If the above understanding is correct, is it possible to have a
protein structure and a RNA based structure each having the same
phenotype characteristics and therefore yielding a instances of the
same gene. I am asking this because a manual query using gene
"ENSG00000133997" did match some transcripts based on exons (and
produce a protein product) and some transcripts based on introns (not
producing any protein product).


On 6/5/12, LAW Andy <andy.law at roslin.ed.ac.uk> wrote:
> Allan,
> This all depends on what you mean by "gene".
> I think the common understanding is that a "gene" is a piece of the genome
> that does "stuff". There are (protein) coding genes and there are non-coding
> (RNA) genes. They are bits of the genome that get transcribed into RNA (into
> transcripts).
> There may be (and often are) more than one transcript from a given "gene".
> These different transcripts arise from either variations in splicing
> (transcript A may have exons 1, 2 and 3 whereas transcript B may have exons
> 1, 3 and 4), from differential use of multiple transcription start sites
> (often one start site is active in one set of cell types/tissues and a
> different start site is active in a separate set of tissues) or from
> different transcription end sites.
> A transcript is thus something that is transcribed from the "gene". One gene
> may have many transcripts. A given transcript only comes from one gene (this
> is a one-to-many (gene-to-transcript) relationship).

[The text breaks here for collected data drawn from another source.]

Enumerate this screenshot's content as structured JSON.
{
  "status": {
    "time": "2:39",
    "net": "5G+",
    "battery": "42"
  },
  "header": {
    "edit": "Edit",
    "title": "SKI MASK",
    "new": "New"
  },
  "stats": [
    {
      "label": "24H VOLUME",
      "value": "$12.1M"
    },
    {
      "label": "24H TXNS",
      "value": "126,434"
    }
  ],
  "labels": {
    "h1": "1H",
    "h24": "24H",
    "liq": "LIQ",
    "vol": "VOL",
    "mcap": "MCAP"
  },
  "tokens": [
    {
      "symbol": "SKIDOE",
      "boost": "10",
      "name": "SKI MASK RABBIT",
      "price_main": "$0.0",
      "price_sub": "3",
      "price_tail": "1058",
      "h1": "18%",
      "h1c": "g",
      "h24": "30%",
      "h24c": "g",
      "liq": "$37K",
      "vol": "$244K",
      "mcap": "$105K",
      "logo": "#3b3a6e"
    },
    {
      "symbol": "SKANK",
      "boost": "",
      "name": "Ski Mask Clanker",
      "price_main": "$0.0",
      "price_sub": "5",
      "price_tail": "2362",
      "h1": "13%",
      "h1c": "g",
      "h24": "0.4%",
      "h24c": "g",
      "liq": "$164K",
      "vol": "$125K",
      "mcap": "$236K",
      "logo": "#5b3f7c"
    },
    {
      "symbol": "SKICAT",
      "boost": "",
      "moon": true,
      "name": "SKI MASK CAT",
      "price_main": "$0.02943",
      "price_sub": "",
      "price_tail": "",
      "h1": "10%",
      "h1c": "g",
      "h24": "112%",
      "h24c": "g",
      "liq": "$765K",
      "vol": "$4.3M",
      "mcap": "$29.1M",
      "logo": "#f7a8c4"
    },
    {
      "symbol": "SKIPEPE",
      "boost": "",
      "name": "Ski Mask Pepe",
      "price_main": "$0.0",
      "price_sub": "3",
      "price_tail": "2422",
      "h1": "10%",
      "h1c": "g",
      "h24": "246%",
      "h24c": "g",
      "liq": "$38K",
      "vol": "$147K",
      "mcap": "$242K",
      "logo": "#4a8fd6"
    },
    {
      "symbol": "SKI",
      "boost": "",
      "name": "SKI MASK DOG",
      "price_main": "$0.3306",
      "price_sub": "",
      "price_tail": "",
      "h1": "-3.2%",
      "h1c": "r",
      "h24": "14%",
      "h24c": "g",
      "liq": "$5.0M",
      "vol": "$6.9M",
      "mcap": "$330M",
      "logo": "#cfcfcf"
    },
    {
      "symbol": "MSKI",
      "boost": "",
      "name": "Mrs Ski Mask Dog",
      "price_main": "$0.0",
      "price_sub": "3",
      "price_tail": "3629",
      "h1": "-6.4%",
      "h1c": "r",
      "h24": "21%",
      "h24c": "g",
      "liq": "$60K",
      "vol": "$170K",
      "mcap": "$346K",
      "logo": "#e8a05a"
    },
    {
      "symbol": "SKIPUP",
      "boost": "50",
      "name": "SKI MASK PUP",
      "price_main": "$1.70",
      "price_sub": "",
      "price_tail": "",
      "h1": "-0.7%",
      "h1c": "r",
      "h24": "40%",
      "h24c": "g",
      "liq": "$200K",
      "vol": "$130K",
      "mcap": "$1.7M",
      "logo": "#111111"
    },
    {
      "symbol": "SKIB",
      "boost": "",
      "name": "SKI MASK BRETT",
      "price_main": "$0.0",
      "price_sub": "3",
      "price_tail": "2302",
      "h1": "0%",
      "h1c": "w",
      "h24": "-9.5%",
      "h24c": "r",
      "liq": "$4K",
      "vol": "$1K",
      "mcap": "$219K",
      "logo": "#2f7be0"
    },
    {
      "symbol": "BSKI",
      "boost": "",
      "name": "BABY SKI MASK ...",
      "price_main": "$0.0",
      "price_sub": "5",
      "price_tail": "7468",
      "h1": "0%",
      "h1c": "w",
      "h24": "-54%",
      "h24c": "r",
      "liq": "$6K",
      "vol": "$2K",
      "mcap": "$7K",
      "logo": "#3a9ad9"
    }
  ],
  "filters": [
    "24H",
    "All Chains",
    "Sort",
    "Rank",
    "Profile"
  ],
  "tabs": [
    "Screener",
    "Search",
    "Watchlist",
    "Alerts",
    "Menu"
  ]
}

> In general, in Eukaryotes, a coding transcript will give rise to a single
> protein product. I believe that there are examples where this is not
> strictly true in that one transcript may have alternate translation start
> sites, but I'm not confident enough of this to be able to give you an
> example. In Prokaryotes, multiple protein products can be derived from a
> single transcript.
> Hope that helps some.
> On 5 Jun 2012, at 10:10am, Allan Kamau wrote:
>> I am still struggling to understand the transcript data in relation to
>> a Gene, to simplify my preceding question, I would to ask.
>> 1)Is a transcript strictly a pre-step to a variant of gene.
>> 2)Is there a one to one relationship between a transcript and the
>> gene. A single transcript gets processed (in case of protein genes)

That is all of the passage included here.